I'm looking to gather some insights about real-world experiences with Kubernetes in production environments. For those out there using Kubernetes, what are some actual security issues you've encountered? Have you faced any observability gaps that caused significant problems? What types of incidents have you experienced in live settings? I'm particularly interested in practical failures rather than just theoretical best practices. Additionally, which open-source tools have proven to be the most valuable in addressing these challenges? I appreciate any real-life examples you can share to help us learn from your experiences!
5 Answers
For us, it’s been mostly smooth sailing. We have solid testing practices that catch issues early. But we've had our share of mishaps like DDoSing our internal container registry during node rollouts and issues with tools competing in iptables modes. Observability for network metrics has been tough—one time we had a namespace deleted with production apps! Overall, there's a lot to manage with constant upgrades and tool changes, which can add stress to the control plane, but having replica apps helps mitigate impacts significantly.
One major issue I've faced was creating a subnet that was too small for Kubernetes. We hit the limit and ended up needing a larger subnet IP range, which meant a ton of new firewall requests. It’s something to think about at the design stage!
We’re facing this too. Just had to upsize our subnet, not fun at all.
Not using IPv6 is a massive oversight, that was my first big mistake!
DockerHub rate limits hit us hard, causing major delays.

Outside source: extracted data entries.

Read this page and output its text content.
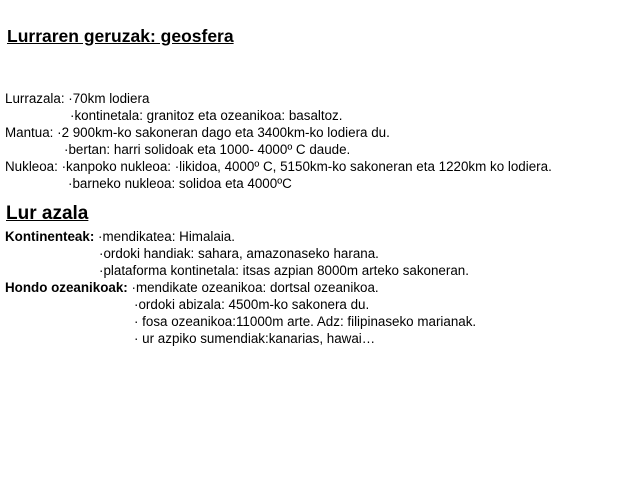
Lurraren geruzak: geosfera
Lurrazala: ·70km lodiera
·kontinetala: granitoz eta ozeanikoa: basaltoz.
Mantua: ·2 900km-ko sakoneran dago eta 3400km-ko lodiera du.
·bertan: harri solidoak eta 1000- 4000º C daude.
Nukleoa: ·kanpoko nukleoa: ·likidoa, 4000º C, 5150km-ko sakoneran eta 1220km ko lodiera.
·barneko nukleoa: solidoa eta 4000ºC
Lur azala
Kontinenteak: ·mendikatea: Himalaia.
·ordoki handiak: sahara, amazonaseko harana.
·plataforma kontinetala: itsas azpian 8000m arteko sakoneran.
Hondo ozeanikoak: ·mendikate ozeanikoa: dortsal ozeanikoa.
·ordoki abizala: 4500m-ko sakonera du.
· fosa ozeanikoa:11000m arte. Adz: filipinaseko marianak.
· ur azpiko sumendiak:kanarias, hawai…
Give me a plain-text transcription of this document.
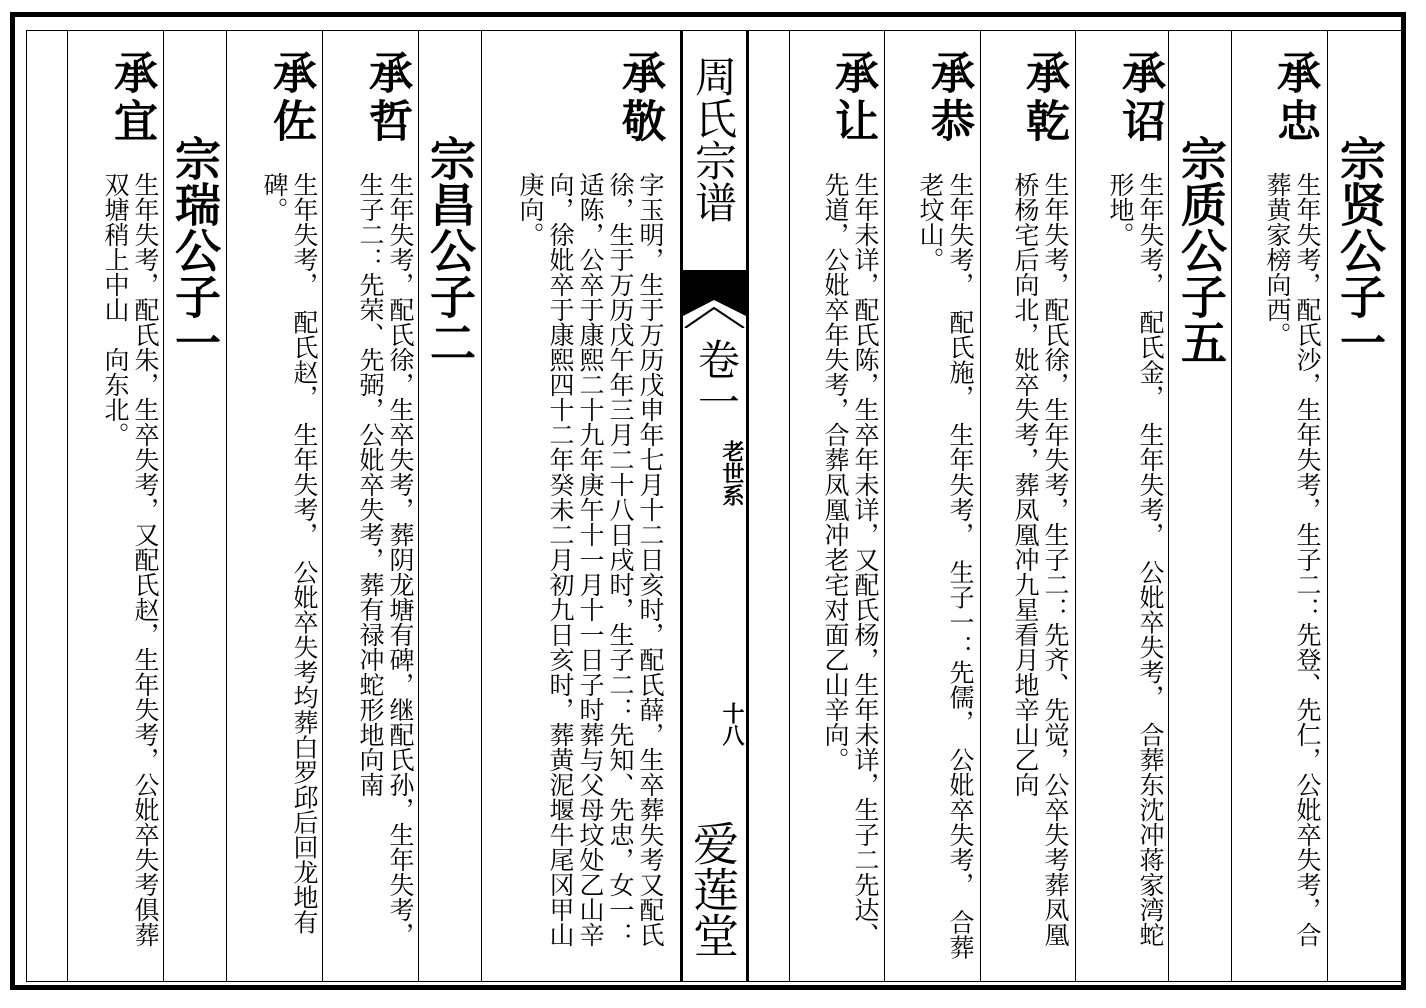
周氏宗谱
卷一
老世系
十八
爱莲堂
宗贤公子一
承忠
生年失考，配氏沙，生年失考，生子二：先登、先仁，公妣卒失考，合葬黄家榜向西。
宗质公子五
承诏
生年失考，　配氏金，　生年失考，　公妣卒失考，　合葬东沈冲蒋家湾蛇形地。
承乾
生年失考，配氏徐，生年失考，生子二：先齐、先觉，公卒失考葬凤凰桥杨宅后向北，妣卒失考，葬凤凰冲九星看月地辛山乙向
承恭
生年失考，　配氏施，　生年失考，　生子一：先儒，　公妣卒失考，　合葬老坟山。
承让
生年未详，配氏陈，生卒年未详，又配氏杨，生年未详，生子二先达、先道，公妣卒年失考，合葬凤凰冲老宅对面乙山辛向。
承敬
字玉明，生于万历戊申年七月十二日亥时，配氏薛，生卒葬失考又配氏徐，生于万历戊午年三月二十八日戌时，生子二：先知、先忠，女一：适陈，公卒于康熙二十九年庚午十一月十一日子时葬与父母坟处乙山辛向，徐妣卒于康熙四十二年癸未二月初九日亥时，葬黄泥堰牛尾冈甲山庚向。
宗昌公子二
承哲
生年失考，配氏徐，生卒失考，葬阴龙塘有碑，继配氏孙，生年失考，生子二：先荣、先弼，公妣卒失考，葬有禄冲蛇形地向南
承佐
生年失考，　配氏赵，　生年失考，　公妣卒失考均葬白罗邱后回龙地有碑。
宗瑞公子一
承宜
生年失考，配氏朱，生卒失考，又配氏赵，生年失考，公妣卒失考俱葬双塘稍上中山　向东北。
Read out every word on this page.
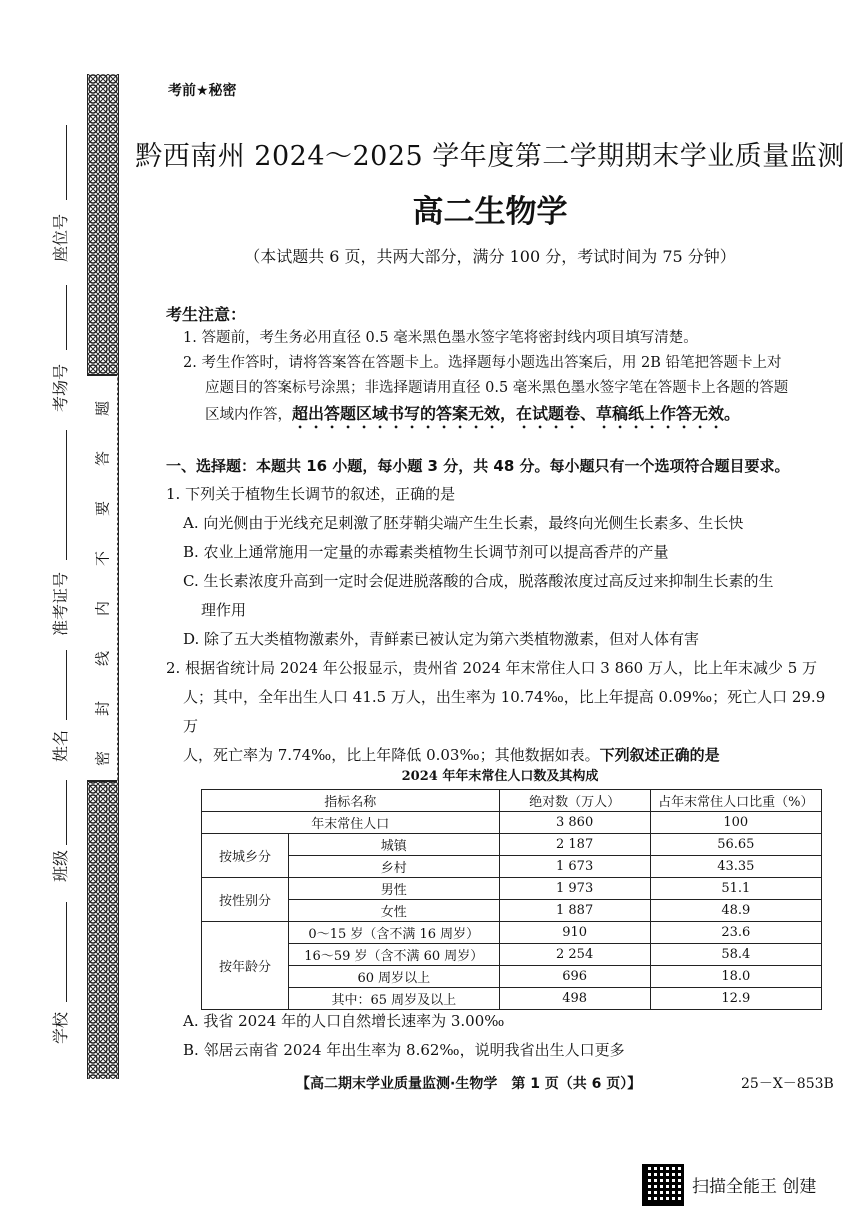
题
答
要
不
内
线
封
密
座位号
考场号
准考证号
姓名
班级
学校
考前★秘密
黔西南州 2024～2025 学年度第二学期期末学业质量监测
高二生物学
（本试题共 6 页，共两大部分，满分 100 分，考试时间为 75 分钟）
考生注意：
1. 答题前，考生务必用直径 0.5 毫米黑色墨水签字笔将密封线内项目填写清楚。
2. 考生作答时，请将答案答在答题卡上。选择题每小题选出答案后，用 2B 铅笔把答题卡上对
应题目的答案标号涂黑；非选择题请用直径 0.5 毫米黑色墨水签字笔在答题卡上各题的答题
区域内作答，超出答题区域书写的答案无效，在试题卷、草稿纸上作答无效。
一、选择题：本题共 16 小题，每小题 3 分，共 48 分。每小题只有一个选项符合题目要求。
1. 下列关于植物生长调节的叙述，正确的是
A. 向光侧由于光线充足刺激了胚芽鞘尖端产生生长素，最终向光侧生长素多、生长快
B. 农业上通常施用一定量的赤霉素类植物生长调节剂可以提高香芹的产量
C. 生长素浓度升高到一定时会促进脱落酸的合成，脱落酸浓度过高反过来抑制生长素的生
理作用
D. 除了五大类植物激素外，青鲜素已被认定为第六类植物激素，但对人体有害
2. 根据省统计局 2024 年公报显示，贵州省 2024 年末常住人口 3 860 万人，比上年末减少 5 万
人；其中，全年出生人口 41.5 万人，出生率为 10.74‰，比上年提高 0.09‰；死亡人口 29.9 万
人，死亡率为 7.74‰，比上年降低 0.03‰；其他数据如表。下列叙述正确的是
2024 年年末常住人口数及其构成
指标名称		绝对数（万人）	占年末常住人口比重（%）
年末常住人口		3 860	100
按城乡分	城镇	2 187	56.65
	乡村	1 673	43.35
按性别分	男性	1 973	51.1
	女性	1 887	48.9
按年龄分	0～15 岁（含不满 16 周岁）	910	23.6
	16～59 岁（含不满 60 周岁）	2 254	58.4
	60 周岁以上	696	18.0
	其中：65 周岁及以上	498	12.9
A. 我省 2024 年的人口自然增长速率为 3.00‰
B. 邻居云南省 2024 年出生率为 8.62‰，说明我省出生人口更多
【高二期末学业质量监测·生物学　第 1 页（共 6 页）】	25－X－853B
扫描全能王 创建
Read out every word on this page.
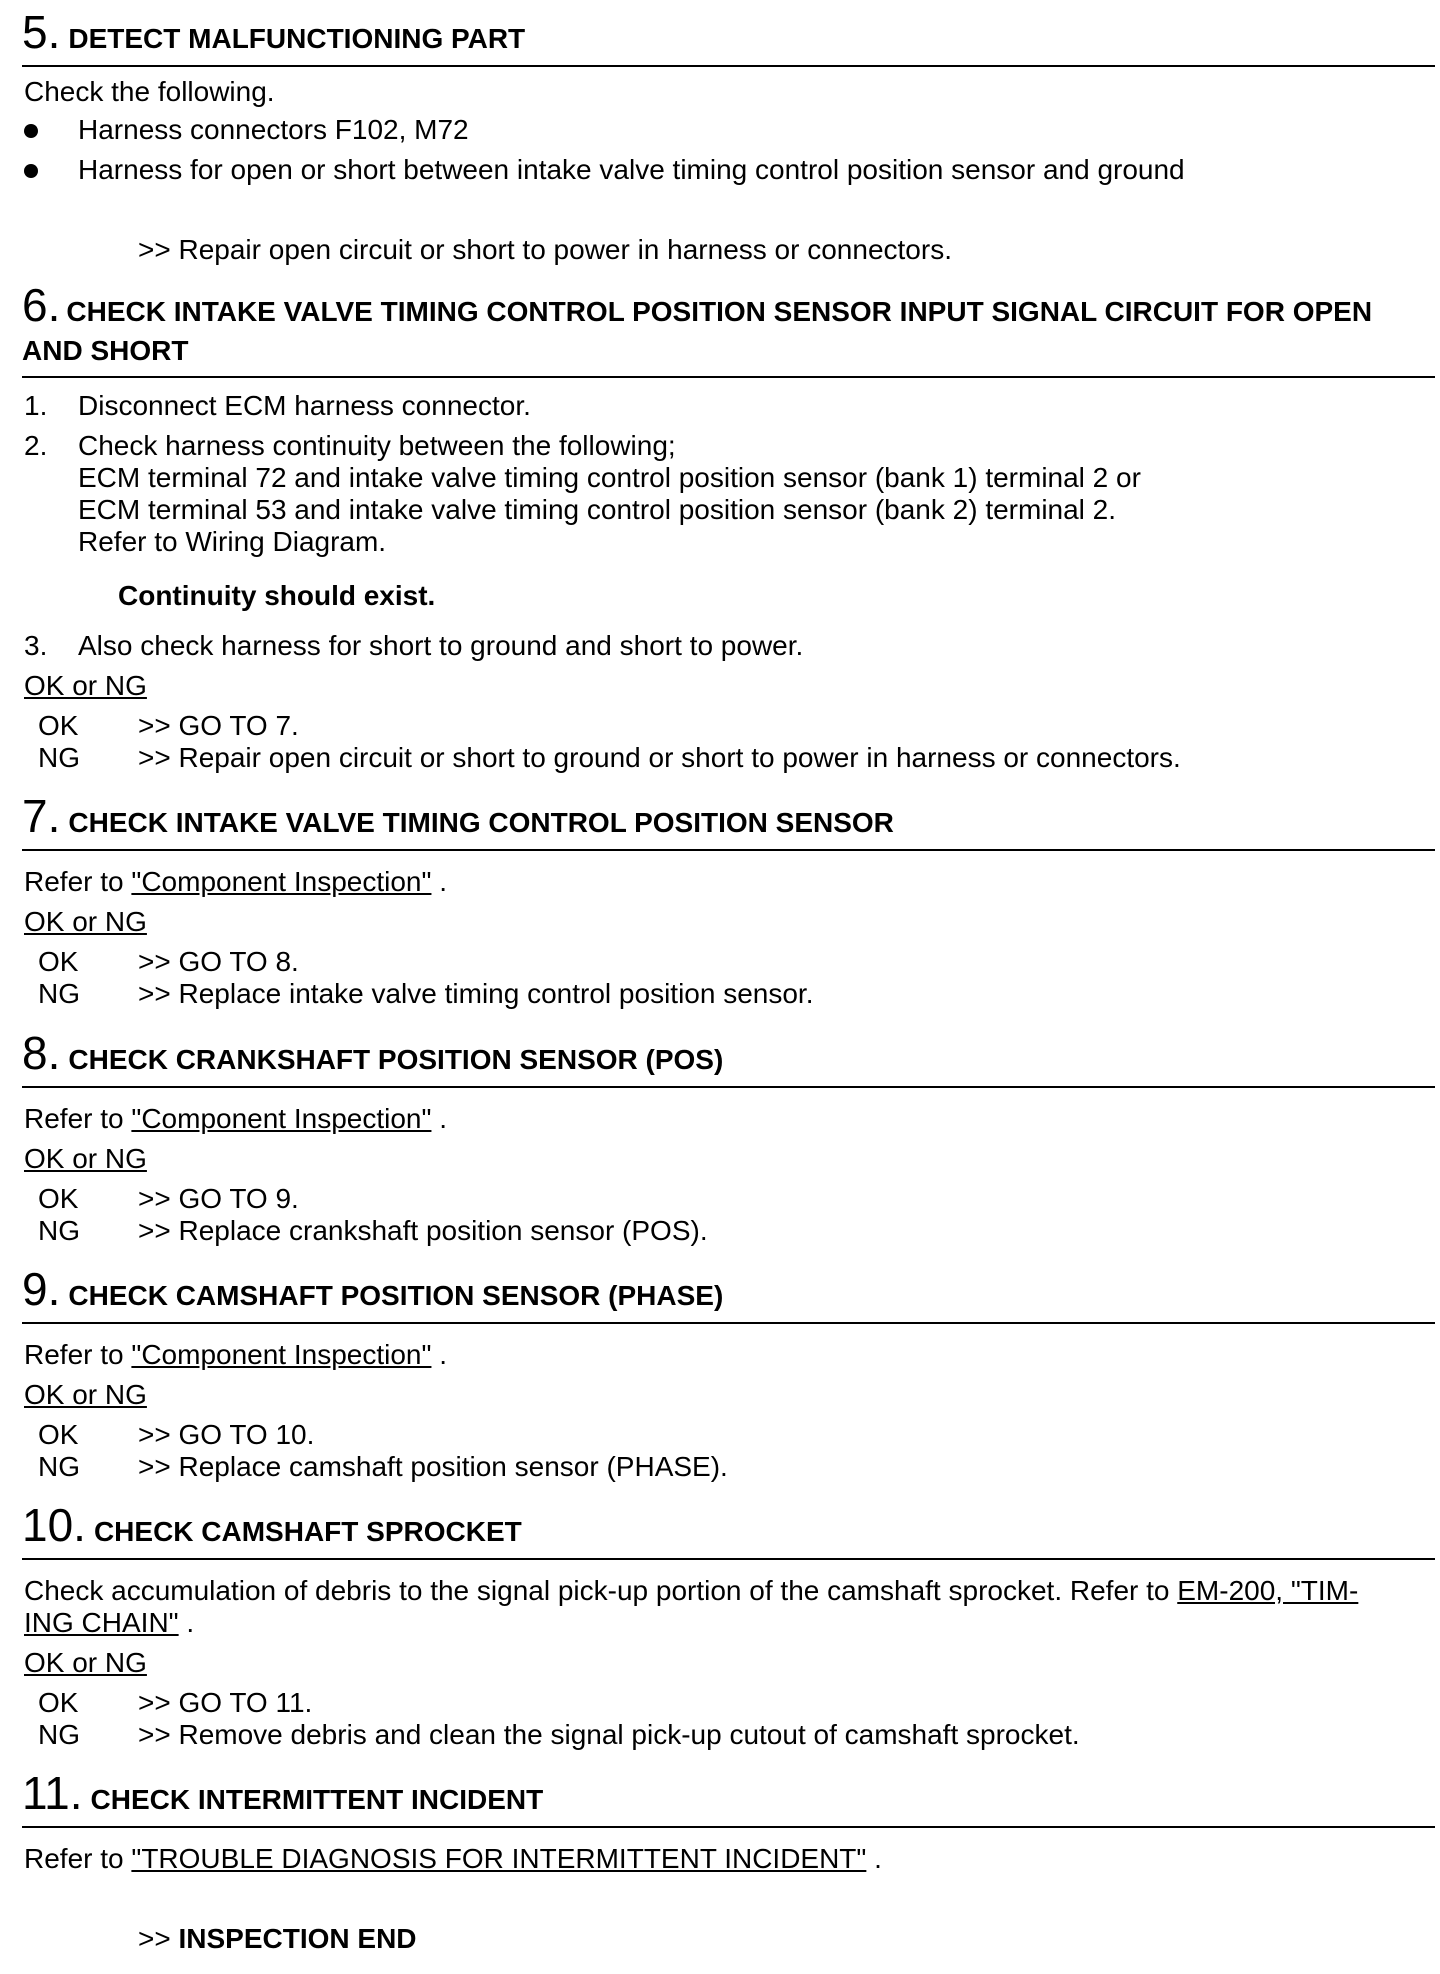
5. DETECT MALFUNCTIONING PART
Check the following.
Harness connectors F102, M72
Harness for open or short between intake valve timing control position sensor and ground
>> Repair open circuit or short to power in harness or connectors.
6. CHECK INTAKE VALVE TIMING CONTROL POSITION SENSOR INPUT SIGNAL CIRCUIT FOR OPEN
AND SHORT
1. Disconnect ECM harness connector.
2. Check harness continuity between the following;
ECM terminal 72 and intake valve timing control position sensor (bank 1) terminal 2 or
ECM terminal 53 and intake valve timing control position sensor (bank 2) terminal 2.
Refer to Wiring Diagram.
Continuity should exist.
3. Also check harness for short to ground and short to power.
OK or NG
OK >> GO TO 7.
NG >> Repair open circuit or short to ground or short to power in harness or connectors.
7. CHECK INTAKE VALVE TIMING CONTROL POSITION SENSOR
Refer to "Component Inspection" .
OK or NG
OK >> GO TO 8.
NG >> Replace intake valve timing control position sensor.
8. CHECK CRANKSHAFT POSITION SENSOR (POS)
Refer to "Component Inspection" .
OK or NG
OK >> GO TO 9.
NG >> Replace crankshaft position sensor (POS).
9. CHECK CAMSHAFT POSITION SENSOR (PHASE)
Refer to "Component Inspection" .
OK or NG
OK >> GO TO 10.
NG >> Replace camshaft position sensor (PHASE).
10. CHECK CAMSHAFT SPROCKET
Check accumulation of debris to the signal pick-up portion of the camshaft sprocket. Refer to EM-200, "TIM-
ING CHAIN" .
OK or NG
OK >> GO TO 11.
NG >> Remove debris and clean the signal pick-up cutout of camshaft sprocket.
11. CHECK INTERMITTENT INCIDENT
Refer to "TROUBLE DIAGNOSIS FOR INTERMITTENT INCIDENT" .
>> INSPECTION END
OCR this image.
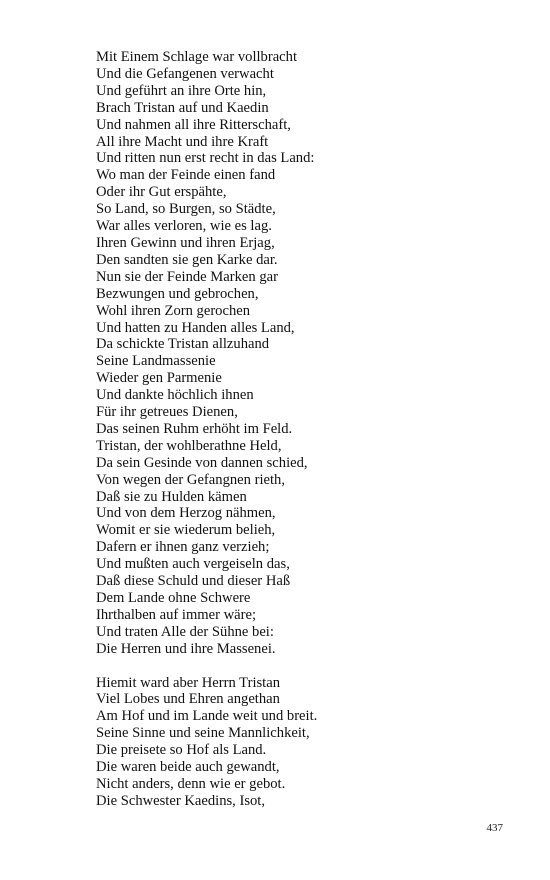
Mit Einem Schlage war vollbracht
Und die Gefangenen verwacht
Und geführt an ihre Orte hin,
Brach Tristan auf und Kaedin
Und nahmen all ihre Ritterschaft,
All ihre Macht und ihre Kraft
Und ritten nun erst recht in das Land:
Wo man der Feinde einen fand
Oder ihr Gut erspähte,
So Land, so Burgen, so Städte,
War alles verloren, wie es lag.
Ihren Gewinn und ihren Erjag,
Den sandten sie gen Karke dar.
Nun sie der Feinde Marken gar
Bezwungen und gebrochen,
Wohl ihren Zorn gerochen
Und hatten zu Handen alles Land,
Da schickte Tristan allzuhand
Seine Landmassenie
Wieder gen Parmenie
Und dankte höchlich ihnen
Für ihr getreues Dienen,
Das seinen Ruhm erhöht im Feld.
Tristan, der wohlberathne Held,
Da sein Gesinde von dannen schied,
Von wegen der Gefangnen rieth,
Daß sie zu Hulden kämen
Und von dem Herzog nähmen,
Womit er sie wiederum belieh,
Dafern er ihnen ganz verzieh;
Und mußten auch vergeiseln das,
Daß diese Schuld und dieser Haß
Dem Lande ohne Schwere
Ihrthalben auf immer wäre;
Und traten Alle der Sühne bei:
Die Herren und ihre Massenei.
Hiemit ward aber Herrn Tristan
Viel Lobes und Ehren angethan
Am Hof und im Lande weit und breit.
Seine Sinne und seine Mannlichkeit,
Die preisete so Hof als Land.
Die waren beide auch gewandt,
Nicht anders, denn wie er gebot.
Die Schwester Kaedins, Isot,
437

We started self-hosting a Docker registry and using it as a pull-through cache, which has worked out really well in terms of performance and reliability. We also tried Harbor, which looks promising!
Using AWS ECR as a pull-through cache is another great option if you’re on AWS.
Honestly, self-hosting has saved us a lot of headaches!
One of the biggest problems we dealt with was RBAC misconfigurations. A leaked token allowed a pod to access far more than it should have. We struggled with lack of tracing for latency issues until we implemented Prometheus, Grafana, and Jaeger. Certificate expirations and network policy misconfigurations also wreaked havoc on our systems—definitely things not to overlook!
That’s a huge pain! Misconfigurations can definitely lead to a lot of chaos.
Right? We had a similar situation with logs not going to CloudWatch. Such a headache!
I remember one time I accidentally added around 60 machines to the apiserver pool instead of the node pool. Let's just say etcd wasn't happy and went down. I learned two key lessons: workloads keep chugging along even if the control plane fails for some time, and you can restore etcd from data directories without it being in a membership state—just shut down all but one apiserver!
Thanks for the insight! You've really paved the way for us rookie admins.
I’ve also seen surprising uptime when the apiserver is messed up! How does that even work?

Was your registry self-hosted or in the cloud? Just wondering how to handle that.